Pseudo-random Sampling and .NET

One of the requirements I received for my current application was to select five percent of entities generated by another process for further review by an actual person. The requirement wasn’t quite a request for a simple random sample (since the process generates entities one at a time instead of in batches), so the code I had to write needed to give each entity generated a five percent chance of being selected for further review.  In .NET, anything involving percentage chances means using the Random class in some way.  Because the class doesn’t generate truly random numbers (it generates pseudo-random numbers), additional work is needed to make the outcomes more random.

The first part of my approach to making the outcomes more random was to simplify the five percent aspect of the requirement to a yes or no decision, where “yes” meant treat the entity normally and “no” meant select the entity for further review.  I modeled this as a collection of 100 boolean values with 95 true and five false.  I ended up using a for-loop to populate the boolean list with 95 true values.  Another option I considered was using Enumerable.Repeat (described in great detail in this post), but apparently that operation is quite a bit slower.  I could have used Enumerable.Range instead, and may investigate the possibility later to see what advantages or disadvantages there are in performance and code clarity.

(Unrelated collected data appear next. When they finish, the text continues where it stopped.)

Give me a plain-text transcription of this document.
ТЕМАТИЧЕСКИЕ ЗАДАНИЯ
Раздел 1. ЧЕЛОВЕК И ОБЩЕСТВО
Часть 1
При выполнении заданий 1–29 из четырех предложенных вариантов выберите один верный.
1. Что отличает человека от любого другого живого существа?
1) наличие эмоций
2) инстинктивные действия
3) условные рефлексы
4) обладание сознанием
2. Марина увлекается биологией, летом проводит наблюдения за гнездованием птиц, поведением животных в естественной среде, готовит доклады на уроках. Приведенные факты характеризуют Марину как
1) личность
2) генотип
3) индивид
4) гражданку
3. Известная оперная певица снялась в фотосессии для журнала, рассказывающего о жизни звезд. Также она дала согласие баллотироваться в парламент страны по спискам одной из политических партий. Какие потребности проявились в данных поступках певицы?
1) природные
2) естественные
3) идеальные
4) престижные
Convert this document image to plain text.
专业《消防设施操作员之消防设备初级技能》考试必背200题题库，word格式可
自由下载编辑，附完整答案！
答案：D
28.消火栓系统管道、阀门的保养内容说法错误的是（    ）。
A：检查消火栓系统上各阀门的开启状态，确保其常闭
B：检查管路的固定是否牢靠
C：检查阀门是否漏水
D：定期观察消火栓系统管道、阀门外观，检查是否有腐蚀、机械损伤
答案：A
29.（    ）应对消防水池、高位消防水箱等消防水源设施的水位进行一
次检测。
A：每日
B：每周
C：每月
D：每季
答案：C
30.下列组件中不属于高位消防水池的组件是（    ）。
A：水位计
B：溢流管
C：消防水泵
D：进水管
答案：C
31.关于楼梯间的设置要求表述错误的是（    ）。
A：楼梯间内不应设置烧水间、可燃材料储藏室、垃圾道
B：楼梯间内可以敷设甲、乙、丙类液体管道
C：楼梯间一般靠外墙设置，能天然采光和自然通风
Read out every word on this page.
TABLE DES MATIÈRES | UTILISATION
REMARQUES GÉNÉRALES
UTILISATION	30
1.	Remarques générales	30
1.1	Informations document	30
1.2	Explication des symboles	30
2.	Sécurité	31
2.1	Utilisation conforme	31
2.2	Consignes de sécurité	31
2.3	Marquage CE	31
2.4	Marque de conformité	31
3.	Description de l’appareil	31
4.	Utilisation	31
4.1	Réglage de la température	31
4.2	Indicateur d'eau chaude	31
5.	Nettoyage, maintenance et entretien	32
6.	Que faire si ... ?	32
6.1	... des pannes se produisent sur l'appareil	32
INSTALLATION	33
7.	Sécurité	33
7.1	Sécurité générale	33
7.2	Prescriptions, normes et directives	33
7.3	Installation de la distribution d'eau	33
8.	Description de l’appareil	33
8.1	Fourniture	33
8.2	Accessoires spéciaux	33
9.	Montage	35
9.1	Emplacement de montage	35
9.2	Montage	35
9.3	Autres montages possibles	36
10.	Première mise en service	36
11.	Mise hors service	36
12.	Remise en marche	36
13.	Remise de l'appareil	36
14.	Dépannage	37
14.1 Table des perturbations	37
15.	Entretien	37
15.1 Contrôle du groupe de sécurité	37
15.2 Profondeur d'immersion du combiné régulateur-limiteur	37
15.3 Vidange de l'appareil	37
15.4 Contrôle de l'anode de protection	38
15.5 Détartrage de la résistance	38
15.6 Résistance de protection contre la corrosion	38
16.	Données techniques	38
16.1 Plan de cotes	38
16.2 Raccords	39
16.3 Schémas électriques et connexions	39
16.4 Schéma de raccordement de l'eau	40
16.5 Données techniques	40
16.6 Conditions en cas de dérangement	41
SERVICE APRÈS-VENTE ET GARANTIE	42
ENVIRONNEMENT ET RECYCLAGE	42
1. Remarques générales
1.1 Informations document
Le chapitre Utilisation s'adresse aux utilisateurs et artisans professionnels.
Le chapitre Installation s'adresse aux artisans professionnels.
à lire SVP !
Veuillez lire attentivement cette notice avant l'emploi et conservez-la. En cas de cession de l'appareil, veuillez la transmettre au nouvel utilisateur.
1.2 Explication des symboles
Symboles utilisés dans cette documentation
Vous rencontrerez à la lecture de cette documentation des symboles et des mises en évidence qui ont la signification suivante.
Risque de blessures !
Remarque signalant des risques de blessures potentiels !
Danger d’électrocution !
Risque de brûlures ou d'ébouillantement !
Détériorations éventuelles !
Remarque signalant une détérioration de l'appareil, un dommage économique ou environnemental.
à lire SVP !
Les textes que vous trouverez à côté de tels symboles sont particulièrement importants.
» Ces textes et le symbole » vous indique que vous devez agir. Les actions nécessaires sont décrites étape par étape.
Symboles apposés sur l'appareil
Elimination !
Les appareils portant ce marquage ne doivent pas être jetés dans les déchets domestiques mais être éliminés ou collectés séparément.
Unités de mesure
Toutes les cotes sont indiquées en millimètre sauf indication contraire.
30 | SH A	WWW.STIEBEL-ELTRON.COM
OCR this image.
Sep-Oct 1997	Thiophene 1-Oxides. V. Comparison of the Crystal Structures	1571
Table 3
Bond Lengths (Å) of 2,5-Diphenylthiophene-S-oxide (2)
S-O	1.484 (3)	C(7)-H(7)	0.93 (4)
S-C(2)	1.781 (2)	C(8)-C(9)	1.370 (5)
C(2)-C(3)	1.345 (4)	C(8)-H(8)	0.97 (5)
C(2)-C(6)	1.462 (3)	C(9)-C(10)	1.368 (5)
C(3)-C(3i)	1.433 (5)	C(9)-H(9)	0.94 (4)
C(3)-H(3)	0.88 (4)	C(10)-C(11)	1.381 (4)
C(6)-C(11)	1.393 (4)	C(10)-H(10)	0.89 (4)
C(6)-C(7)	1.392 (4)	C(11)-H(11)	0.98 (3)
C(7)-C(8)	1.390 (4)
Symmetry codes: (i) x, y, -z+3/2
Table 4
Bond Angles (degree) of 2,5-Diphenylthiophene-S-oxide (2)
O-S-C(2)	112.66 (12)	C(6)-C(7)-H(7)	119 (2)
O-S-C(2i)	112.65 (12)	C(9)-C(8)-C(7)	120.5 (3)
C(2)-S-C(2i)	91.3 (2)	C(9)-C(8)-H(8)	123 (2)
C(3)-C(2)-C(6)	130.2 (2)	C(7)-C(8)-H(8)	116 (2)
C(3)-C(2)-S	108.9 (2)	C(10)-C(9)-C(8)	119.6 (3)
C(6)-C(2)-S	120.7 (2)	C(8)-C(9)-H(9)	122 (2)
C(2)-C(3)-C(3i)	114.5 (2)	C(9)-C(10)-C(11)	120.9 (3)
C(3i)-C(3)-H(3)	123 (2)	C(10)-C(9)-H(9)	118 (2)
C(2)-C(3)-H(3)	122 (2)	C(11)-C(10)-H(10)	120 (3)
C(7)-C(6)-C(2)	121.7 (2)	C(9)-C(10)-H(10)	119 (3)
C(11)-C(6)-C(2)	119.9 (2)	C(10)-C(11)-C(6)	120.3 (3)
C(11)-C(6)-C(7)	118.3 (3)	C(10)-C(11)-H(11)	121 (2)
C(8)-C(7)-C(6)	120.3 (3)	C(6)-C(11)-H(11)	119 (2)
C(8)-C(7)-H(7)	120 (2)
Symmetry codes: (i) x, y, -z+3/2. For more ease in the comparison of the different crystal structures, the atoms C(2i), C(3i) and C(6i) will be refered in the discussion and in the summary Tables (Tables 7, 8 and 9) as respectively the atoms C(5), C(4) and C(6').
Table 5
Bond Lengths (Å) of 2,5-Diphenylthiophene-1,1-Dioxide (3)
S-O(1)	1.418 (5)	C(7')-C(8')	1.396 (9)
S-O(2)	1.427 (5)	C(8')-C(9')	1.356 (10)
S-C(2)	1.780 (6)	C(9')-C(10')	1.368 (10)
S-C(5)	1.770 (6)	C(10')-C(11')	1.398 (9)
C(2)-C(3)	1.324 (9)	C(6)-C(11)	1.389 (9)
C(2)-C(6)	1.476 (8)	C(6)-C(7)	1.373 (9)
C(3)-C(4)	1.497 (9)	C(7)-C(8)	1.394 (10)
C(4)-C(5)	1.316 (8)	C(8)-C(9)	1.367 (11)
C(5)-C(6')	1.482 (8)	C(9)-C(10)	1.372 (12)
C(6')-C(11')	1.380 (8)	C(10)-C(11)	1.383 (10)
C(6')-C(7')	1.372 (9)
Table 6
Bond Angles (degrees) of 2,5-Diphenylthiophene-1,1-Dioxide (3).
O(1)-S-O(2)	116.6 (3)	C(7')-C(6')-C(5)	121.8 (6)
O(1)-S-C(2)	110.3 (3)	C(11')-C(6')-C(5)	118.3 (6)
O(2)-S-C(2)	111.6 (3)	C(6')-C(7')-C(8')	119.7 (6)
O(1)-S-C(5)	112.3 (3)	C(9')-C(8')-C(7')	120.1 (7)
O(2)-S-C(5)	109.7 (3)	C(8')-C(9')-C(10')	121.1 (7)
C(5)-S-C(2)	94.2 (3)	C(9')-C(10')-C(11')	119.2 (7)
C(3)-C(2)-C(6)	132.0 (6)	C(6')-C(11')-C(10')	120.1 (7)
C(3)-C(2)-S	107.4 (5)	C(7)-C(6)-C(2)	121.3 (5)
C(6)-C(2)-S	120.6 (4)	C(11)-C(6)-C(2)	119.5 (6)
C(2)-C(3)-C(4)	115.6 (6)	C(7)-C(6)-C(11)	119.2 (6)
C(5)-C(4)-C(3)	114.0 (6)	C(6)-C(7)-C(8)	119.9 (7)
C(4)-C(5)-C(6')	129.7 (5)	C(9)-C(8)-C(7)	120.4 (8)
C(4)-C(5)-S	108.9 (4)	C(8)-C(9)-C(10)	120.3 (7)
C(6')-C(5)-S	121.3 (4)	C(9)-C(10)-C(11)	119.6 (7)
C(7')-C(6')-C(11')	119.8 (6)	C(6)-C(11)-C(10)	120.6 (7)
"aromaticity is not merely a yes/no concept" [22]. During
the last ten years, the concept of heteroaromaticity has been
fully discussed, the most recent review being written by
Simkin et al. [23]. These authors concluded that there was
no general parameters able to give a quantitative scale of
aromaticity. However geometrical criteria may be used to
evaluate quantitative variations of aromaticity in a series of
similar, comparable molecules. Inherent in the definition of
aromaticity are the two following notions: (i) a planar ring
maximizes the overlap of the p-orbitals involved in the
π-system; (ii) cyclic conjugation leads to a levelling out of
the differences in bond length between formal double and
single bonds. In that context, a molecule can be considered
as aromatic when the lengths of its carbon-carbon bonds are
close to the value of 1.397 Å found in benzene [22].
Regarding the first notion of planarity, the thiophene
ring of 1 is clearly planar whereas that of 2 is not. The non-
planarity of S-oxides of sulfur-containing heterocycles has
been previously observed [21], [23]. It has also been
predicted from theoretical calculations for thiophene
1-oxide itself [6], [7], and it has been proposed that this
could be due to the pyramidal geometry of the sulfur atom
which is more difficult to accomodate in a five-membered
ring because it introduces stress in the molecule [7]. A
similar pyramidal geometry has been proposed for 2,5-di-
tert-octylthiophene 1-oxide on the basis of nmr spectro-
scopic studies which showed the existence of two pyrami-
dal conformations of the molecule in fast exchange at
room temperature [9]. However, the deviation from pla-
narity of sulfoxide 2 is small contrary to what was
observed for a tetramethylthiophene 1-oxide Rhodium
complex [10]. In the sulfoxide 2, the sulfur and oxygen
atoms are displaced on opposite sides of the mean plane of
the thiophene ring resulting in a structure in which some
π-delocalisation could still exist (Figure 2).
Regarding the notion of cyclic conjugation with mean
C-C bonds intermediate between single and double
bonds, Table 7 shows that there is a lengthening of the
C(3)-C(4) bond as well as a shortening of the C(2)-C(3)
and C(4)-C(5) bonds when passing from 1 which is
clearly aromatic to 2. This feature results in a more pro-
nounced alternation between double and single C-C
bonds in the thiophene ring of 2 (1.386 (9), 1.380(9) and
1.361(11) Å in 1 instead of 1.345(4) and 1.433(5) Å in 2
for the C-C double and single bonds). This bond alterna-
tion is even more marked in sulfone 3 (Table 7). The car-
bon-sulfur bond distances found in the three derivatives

Having created the list of decisions, I needed to randomize their order.  To accomplish this, I used LINQ to sort the list by the value of newly-generated GUIDs:

decisions.OrderBy(d => Guid.NewGuid()) //decisions is a list of bool

With a randomly-ordered list of decisions, the final step was to select a decision from a random location in the list.  For that, I turned to a Jon Skeet post that provided a provided a helper class (see the end of that post) for retrieving a thread-safe instance of Random to use for generating a pseudo-random value within the range of possible decisions.  The resulting code is as follows:

return decisions.OrderBy(d => Guid.NewGuid()).ToArray()[RandomProvider.GetThreadRandom().Next(100)]; //decisions is a list of bool

I used LINQPad to test my code and over multiple executions, I got between 3 and 6 “no” results.